Delavirdine Malabsorption in HIV-Infected Subjects with Spontaneous Gastric Hypoacidity

Mark J. Shelton, PharmD, Ross G. Hewitt, MD, John M. Adams, PharmD, Steve R. Cox, PhD, James H. Chambers, BA and Gene D. Morse, PharmD

From GlaxoSmithKline, Research Triangle Park, North Carolina (Dr. Shelton); the Antiviral Clinical Pharmacology Unit (Dr. Hewitt, Dr. Morse), Immunodeficiency Services Clinic, Erie County Medical Center and the Laboratory for Antiviral Research (Dr. Hewitt, Dr. Morse), Departments of Pharmacy Practice and Medicine, University at Buffalo, Buffalo, New York and PharmaResearch Corporation, Morrisville, North Carolina (Dr. Adams); and Pharmacia and Upjohn, Inc., Kalamazoo, Michigan (Dr. Cox, Mr. Chambers)

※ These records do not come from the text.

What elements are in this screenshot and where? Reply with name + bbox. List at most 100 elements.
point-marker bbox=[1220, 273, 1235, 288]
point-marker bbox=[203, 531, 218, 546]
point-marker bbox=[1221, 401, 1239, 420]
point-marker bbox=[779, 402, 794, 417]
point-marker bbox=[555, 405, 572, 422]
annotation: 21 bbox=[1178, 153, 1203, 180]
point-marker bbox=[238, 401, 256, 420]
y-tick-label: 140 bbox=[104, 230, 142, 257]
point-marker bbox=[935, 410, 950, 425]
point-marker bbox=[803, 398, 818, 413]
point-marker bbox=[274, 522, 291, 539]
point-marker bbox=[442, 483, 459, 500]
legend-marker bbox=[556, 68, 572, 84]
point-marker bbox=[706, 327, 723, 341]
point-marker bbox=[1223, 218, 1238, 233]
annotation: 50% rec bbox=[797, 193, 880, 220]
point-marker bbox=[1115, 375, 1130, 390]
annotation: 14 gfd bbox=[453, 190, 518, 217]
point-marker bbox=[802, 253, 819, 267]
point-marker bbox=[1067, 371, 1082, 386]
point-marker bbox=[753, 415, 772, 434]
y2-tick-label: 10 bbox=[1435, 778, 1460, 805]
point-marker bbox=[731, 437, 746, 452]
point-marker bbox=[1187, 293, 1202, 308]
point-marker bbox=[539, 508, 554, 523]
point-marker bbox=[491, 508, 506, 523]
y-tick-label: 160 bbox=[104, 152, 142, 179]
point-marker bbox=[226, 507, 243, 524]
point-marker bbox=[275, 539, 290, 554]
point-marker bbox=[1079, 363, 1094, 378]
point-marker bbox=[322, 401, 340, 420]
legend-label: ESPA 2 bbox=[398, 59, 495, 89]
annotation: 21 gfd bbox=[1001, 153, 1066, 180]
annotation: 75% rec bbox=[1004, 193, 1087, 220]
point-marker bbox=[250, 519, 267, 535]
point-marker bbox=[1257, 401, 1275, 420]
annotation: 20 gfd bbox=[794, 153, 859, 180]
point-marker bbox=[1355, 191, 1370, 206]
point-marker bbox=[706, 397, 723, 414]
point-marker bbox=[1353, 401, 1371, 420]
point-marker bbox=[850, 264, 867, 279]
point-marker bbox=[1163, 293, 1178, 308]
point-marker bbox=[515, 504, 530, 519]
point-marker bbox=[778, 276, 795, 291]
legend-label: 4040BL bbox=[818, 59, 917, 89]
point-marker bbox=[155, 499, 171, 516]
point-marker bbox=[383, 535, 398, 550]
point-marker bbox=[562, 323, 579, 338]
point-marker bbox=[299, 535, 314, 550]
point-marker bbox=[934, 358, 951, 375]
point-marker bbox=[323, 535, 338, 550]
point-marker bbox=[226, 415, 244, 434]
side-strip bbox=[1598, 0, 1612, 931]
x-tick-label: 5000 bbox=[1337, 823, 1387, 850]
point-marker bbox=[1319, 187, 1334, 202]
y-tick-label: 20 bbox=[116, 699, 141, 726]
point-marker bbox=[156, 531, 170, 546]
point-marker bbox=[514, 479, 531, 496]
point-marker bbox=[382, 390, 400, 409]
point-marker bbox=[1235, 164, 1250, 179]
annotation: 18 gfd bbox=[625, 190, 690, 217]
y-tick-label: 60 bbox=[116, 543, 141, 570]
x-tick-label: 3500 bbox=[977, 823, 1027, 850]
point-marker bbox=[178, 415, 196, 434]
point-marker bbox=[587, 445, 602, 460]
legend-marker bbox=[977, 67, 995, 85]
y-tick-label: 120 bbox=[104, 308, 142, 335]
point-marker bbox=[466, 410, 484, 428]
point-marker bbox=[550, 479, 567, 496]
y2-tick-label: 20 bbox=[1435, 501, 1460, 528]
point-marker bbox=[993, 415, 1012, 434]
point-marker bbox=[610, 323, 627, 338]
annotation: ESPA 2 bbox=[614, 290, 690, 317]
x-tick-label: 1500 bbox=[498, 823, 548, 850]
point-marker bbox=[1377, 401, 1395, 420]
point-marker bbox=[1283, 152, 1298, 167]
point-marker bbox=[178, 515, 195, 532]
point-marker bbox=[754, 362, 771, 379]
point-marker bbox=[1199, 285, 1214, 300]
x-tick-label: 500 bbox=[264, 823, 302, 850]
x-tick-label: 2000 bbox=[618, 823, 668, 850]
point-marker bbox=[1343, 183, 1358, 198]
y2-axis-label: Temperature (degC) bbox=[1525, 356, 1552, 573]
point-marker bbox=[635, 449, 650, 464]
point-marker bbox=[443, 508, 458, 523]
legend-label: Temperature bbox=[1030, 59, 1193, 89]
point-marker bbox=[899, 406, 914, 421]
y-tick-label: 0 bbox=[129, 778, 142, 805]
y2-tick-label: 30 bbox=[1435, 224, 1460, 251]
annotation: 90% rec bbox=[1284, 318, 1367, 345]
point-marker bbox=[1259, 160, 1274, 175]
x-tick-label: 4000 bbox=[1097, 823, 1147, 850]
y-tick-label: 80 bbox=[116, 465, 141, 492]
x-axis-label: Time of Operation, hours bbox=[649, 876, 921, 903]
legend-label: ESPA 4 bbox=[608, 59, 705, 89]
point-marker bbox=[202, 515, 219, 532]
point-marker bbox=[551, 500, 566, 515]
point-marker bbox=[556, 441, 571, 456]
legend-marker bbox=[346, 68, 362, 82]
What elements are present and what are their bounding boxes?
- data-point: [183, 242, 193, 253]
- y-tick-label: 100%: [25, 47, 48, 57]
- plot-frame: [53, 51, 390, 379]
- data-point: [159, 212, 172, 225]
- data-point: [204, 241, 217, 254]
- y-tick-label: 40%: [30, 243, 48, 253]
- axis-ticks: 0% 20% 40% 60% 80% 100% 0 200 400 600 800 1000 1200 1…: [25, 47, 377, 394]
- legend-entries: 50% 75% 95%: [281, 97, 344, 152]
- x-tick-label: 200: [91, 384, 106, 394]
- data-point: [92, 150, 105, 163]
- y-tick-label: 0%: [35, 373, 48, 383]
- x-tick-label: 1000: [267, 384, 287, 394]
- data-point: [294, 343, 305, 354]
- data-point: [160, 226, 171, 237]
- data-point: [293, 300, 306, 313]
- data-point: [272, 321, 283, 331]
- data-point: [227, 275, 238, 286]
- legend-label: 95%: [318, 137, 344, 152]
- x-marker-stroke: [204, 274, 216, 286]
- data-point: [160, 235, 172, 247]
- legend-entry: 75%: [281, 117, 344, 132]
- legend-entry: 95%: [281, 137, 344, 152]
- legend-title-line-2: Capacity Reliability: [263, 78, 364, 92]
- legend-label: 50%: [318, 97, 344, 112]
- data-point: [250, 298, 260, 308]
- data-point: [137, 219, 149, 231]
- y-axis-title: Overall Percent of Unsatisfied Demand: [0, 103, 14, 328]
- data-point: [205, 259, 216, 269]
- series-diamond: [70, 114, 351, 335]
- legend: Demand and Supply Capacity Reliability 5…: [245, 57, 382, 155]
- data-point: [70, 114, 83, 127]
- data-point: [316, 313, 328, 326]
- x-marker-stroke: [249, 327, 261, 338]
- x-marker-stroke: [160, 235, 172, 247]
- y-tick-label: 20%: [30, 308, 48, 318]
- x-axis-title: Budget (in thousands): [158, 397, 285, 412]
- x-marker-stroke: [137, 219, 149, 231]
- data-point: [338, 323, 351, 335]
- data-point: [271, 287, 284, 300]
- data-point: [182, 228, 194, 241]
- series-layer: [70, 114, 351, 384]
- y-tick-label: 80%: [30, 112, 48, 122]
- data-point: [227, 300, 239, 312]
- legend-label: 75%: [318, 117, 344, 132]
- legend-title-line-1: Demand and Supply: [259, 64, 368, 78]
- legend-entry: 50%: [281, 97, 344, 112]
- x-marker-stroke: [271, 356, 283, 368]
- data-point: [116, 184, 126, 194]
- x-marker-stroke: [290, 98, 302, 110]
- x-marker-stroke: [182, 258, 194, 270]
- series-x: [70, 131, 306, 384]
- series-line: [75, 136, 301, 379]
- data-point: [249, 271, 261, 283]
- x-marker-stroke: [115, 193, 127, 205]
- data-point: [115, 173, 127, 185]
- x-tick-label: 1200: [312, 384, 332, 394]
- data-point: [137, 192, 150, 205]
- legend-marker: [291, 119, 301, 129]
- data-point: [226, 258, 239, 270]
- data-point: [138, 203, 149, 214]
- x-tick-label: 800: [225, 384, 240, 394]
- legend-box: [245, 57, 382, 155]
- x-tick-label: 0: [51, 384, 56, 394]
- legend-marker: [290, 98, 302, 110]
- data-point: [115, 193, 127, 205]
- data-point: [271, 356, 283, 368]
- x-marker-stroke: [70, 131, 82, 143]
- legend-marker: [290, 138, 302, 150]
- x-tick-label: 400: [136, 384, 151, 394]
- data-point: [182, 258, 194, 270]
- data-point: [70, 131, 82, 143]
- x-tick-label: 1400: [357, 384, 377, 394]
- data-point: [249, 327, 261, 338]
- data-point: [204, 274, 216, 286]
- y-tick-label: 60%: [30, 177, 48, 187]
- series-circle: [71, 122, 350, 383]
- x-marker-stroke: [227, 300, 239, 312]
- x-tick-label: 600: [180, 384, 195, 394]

To determine the impact of gastric hypoacidity and acidic beverages on delavirdine mesylate pharmacokinetics in HIV-infected subjects, matched subjects with (n = 11) and without (n = 10) gastric hypoacidity received delavirdine 400 mg tid with either water or an acidic beverage (usually orange juice). The pharmacokinetics of delavirdine and its N-desalkyl metabolite were determined over 8 hours after 14 days of each treatment. Gastric pH was measured at baseline and during each pharmacokinetic evaluation. Delavirdine exposure (Cmax, AUC0->8h, and Cmin) was 50% lower and the extent of delavirdine metabolism was higher in subjects with gastric hypoacidity. Orange juice produced a lower mean gastric pH compared to water and increased delavirdine absorption by 50% to 70% in subjects with gastric hypoacidity. However, orange juice had a marginal impact on delavirdine exposure in subjects without gastric hypoacidity. HIV-infected subjects with gastric hypoacidity significantly malabsorb delavirdine. Delavirdine administration with acidic beverages improves, but does not normalize, absorption in these subjects.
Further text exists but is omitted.